Kegagalan Pendidikan Kita
©Viva

Konstruksi dunia pendidikan di Indonesia sekali lagi tidak mampu menjadi representasi bagi perkembangan basis intelektual di dunia. Tuntutan pendidikan kita yang masih saja mengadopsi pola-pola kolonial, bahkan tidak jarang bertendensi atau masih terkontaminasi pada kultur imperialisme.

Misalnya pada masa kolonial yang hanya boleh menempuh pendidikan yang memadai hanyalah anak-anak penjajah, para konglomerat atau hanya keturunan raja (priyayi) yang mendapatkan kesempatan mengenyam pendidikan yang memadai dengan fasilitas yang baik. Sedangkan untuk pribumi yang berada pada kasta rendah tidak diberikan kesempatan untuk merasakan pendidikan.

Saat ini hal itu masih sangat terasa. Warga pinggiran kota yang termarjinalkan oleh sistem, mengharuskan mereka untuk tidak dapat menempuh pendidikan karena terbentur oleh biaya pendidikan yang kian hari makin mahal. Di pedesaan misalnya, walaupun pemerintah mengratiskan biaya pendidikan di pelosok-pelosok desa, akan tetapi tidak dapat dimungkiri bahwa fasilitas pendidikan yang ada di pelosok desa masih sangat terbatas.

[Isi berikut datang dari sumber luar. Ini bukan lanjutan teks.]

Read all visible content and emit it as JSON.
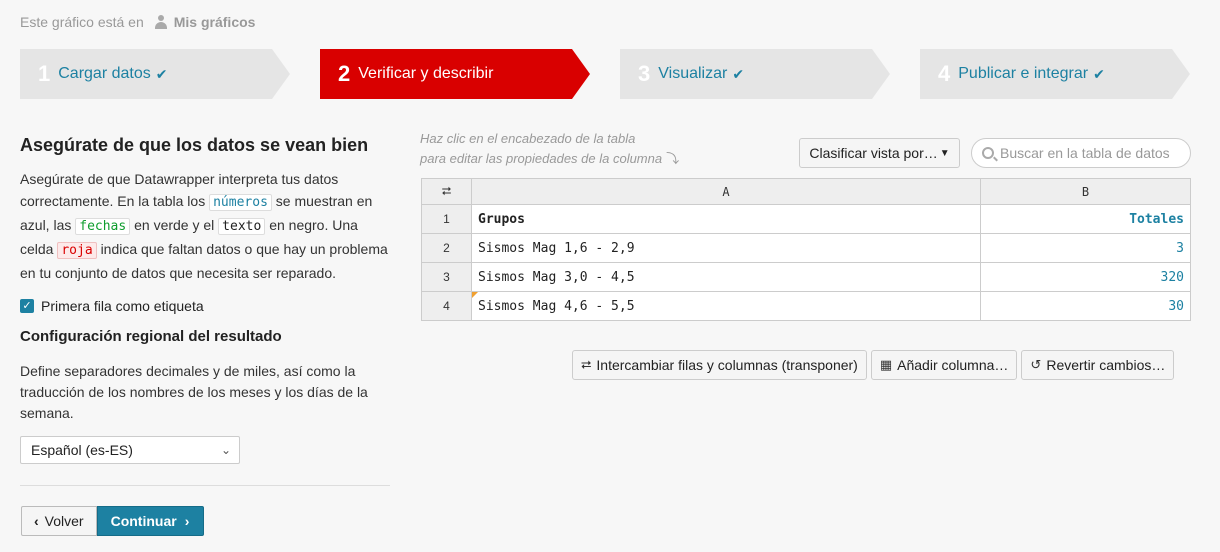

Belum lagi faktor pendukung seperti jaringan Internet yang mengharuskan setiap pelajar untuk tidak gaptek, lebih update disebabkan perkembangan yang setiap detiknya selalu berubah. Tentu jika patokan pendidikan hanya berpacu pada buku saja tanpa diimbangi dengan perkembangan teknologi, maka dapat dipastikan model pendidikan kita tertinggal jauh ke belakang.

Kegagalan lainnya adalah tentang tuntutan. Seorang pelajar dituntut menempuh pendidikan karena bertujuan untuk mendapatkan pekerjaan yang lebih layak, yang seharusnya esensi dari pendidikan adalah memperkaya intelektual.

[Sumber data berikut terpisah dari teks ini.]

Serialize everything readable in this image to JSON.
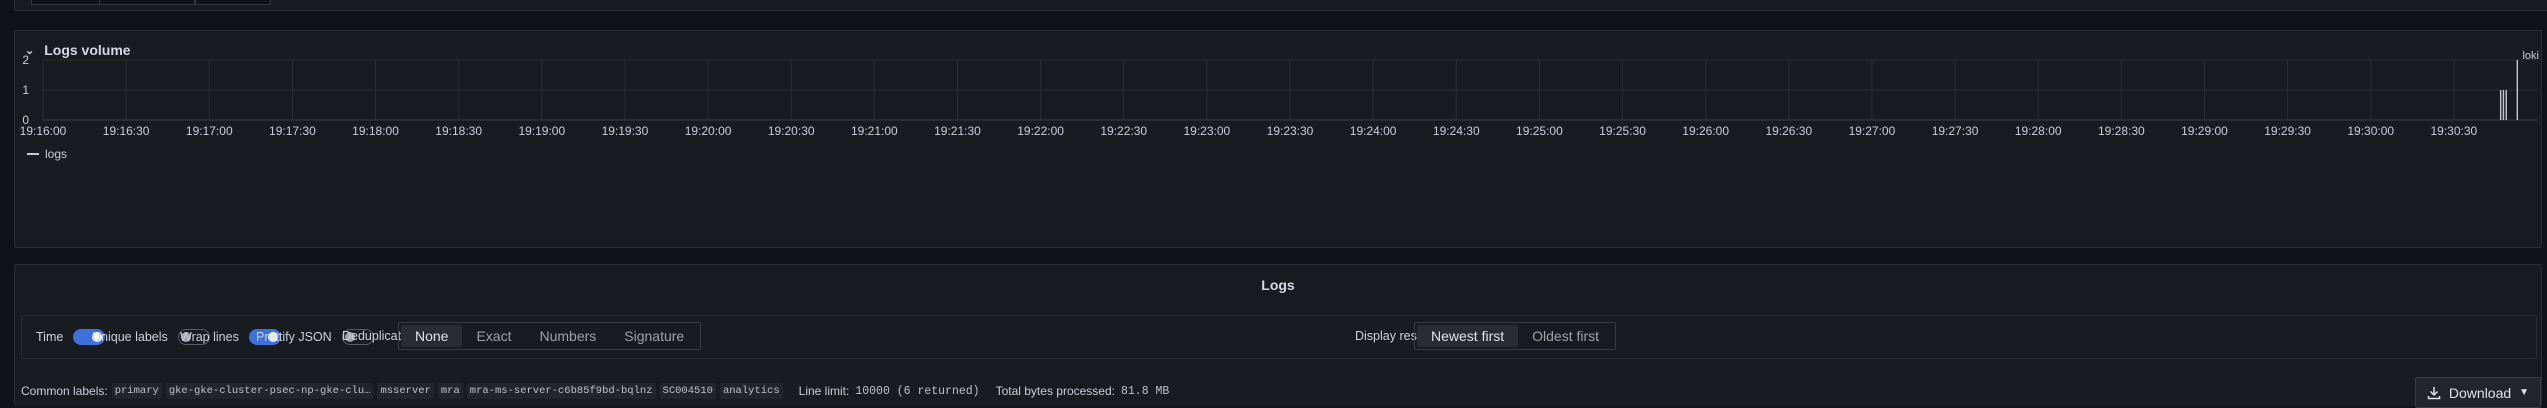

Sehingga tidak jarang begitu banyak pelajar di Indonesia yang pemahaman intelektualnya patut dipertanyakan karena esensi pendidikan tidak menjadi poin utama yang harus diraih ketika menempuh pendidikan. Belum lagi soal praktel gratifikasi, pelajar/mahasiswa yang terlalu berpikir instan/praktis, sehingga menyelesaikan akademiknya dengan cara-cara yang instan.

Kegagalan lainnya adalah pada penerapan kurikulum. Setiap kali pergantian kabinet (Kementerian Pendidikan) selalu mengganti kurikulum yang ada. Pemahaman siswa/mahasiswa terhadap kurikulum yang sementara berjalan belum begitu dimengerti atau dipahami, mereka dituntut untuk beradaptasi pada kurikulum baru yang dibuat oleh Menteri Pendidikan.

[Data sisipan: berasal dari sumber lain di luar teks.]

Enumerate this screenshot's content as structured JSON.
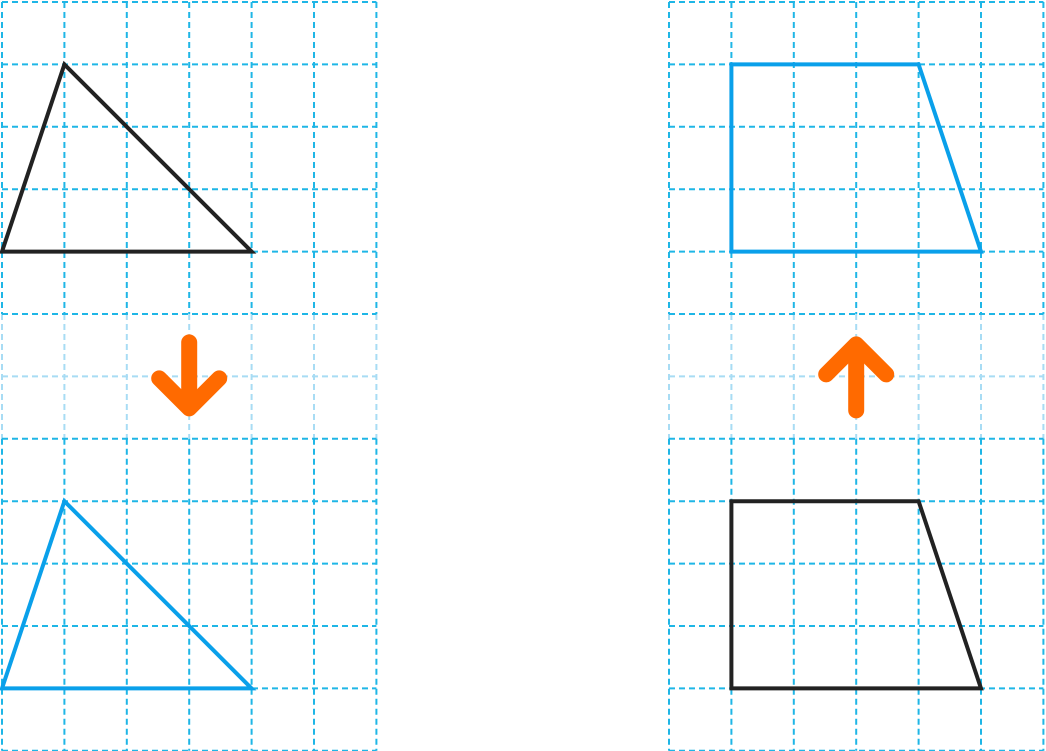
{
  "colors": {
    "grid_line": "#1fb6e6",
    "grid_line_faded": "#a8dcf4",
    "original_shape": "#222222",
    "translated_shape": "#0aa0ea",
    "arrow": "#ff6a00",
    "background": "#ffffff"
  },
  "panels": [
    {
      "id": "left",
      "grid_cols": 6,
      "grid_rows": 12,
      "faded_band_rows": [
        5,
        6
      ],
      "arrow": {
        "direction": "down",
        "icon": "arrow-down-icon"
      },
      "shapes": [
        {
          "id": "triangle-original",
          "role": "original",
          "kind": "triangle",
          "vertices": [
            [
              1,
              1
            ],
            [
              0,
              4
            ],
            [
              4,
              4
            ]
          ]
        },
        {
          "id": "triangle-translated",
          "role": "translated",
          "kind": "triangle",
          "vertices": [
            [
              1,
              8
            ],
            [
              0,
              11
            ],
            [
              4,
              11
            ]
          ]
        }
      ]
    },
    {
      "id": "right",
      "grid_cols": 6,
      "grid_rows": 12,
      "faded_band_rows": [
        5,
        6
      ],
      "arrow": {
        "direction": "up",
        "icon": "arrow-up-icon"
      },
      "shapes": [
        {
          "id": "trapezoid-translated",
          "role": "translated",
          "kind": "trapezoid",
          "vertices": [
            [
              1,
              1
            ],
            [
              4,
              1
            ],
            [
              5,
              4
            ],
            [
              1,
              4
            ]
          ]
        },
        {
          "id": "trapezoid-original",
          "role": "original",
          "kind": "trapezoid",
          "vertices": [
            [
              1,
              8
            ],
            [
              4,
              8
            ],
            [
              5,
              11
            ],
            [
              1,
              11
            ]
          ]
        }
      ]
    }
  ]
}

Secara semiotik, pendidikan seharusnya mampu menjadi semacam perubahan yang merekonstruksi peradaban bangsa menuju kemajuan peradaban umat manusia. Akan tetapi sering kali penerapan konsep pendidikan tidak berjalan lurus dengan rancangan konsep yang seharusnya.

Baca juga:

Esensi pendidikan tidak dapat dirasakan. Forum-forum dialektika sering kali dilarang. Hal-hal inilah yang sepatutnya menjadi bahan evalusi kita bersama.

Perlu adanya upaya menelanjangi pola pendidikan kita secara komprehensif dan sistematis, agar kita mampu melihat sebuah kesalahan dan memperbaiki kesalahan tersebut untuk kemajuan pendidikan kita.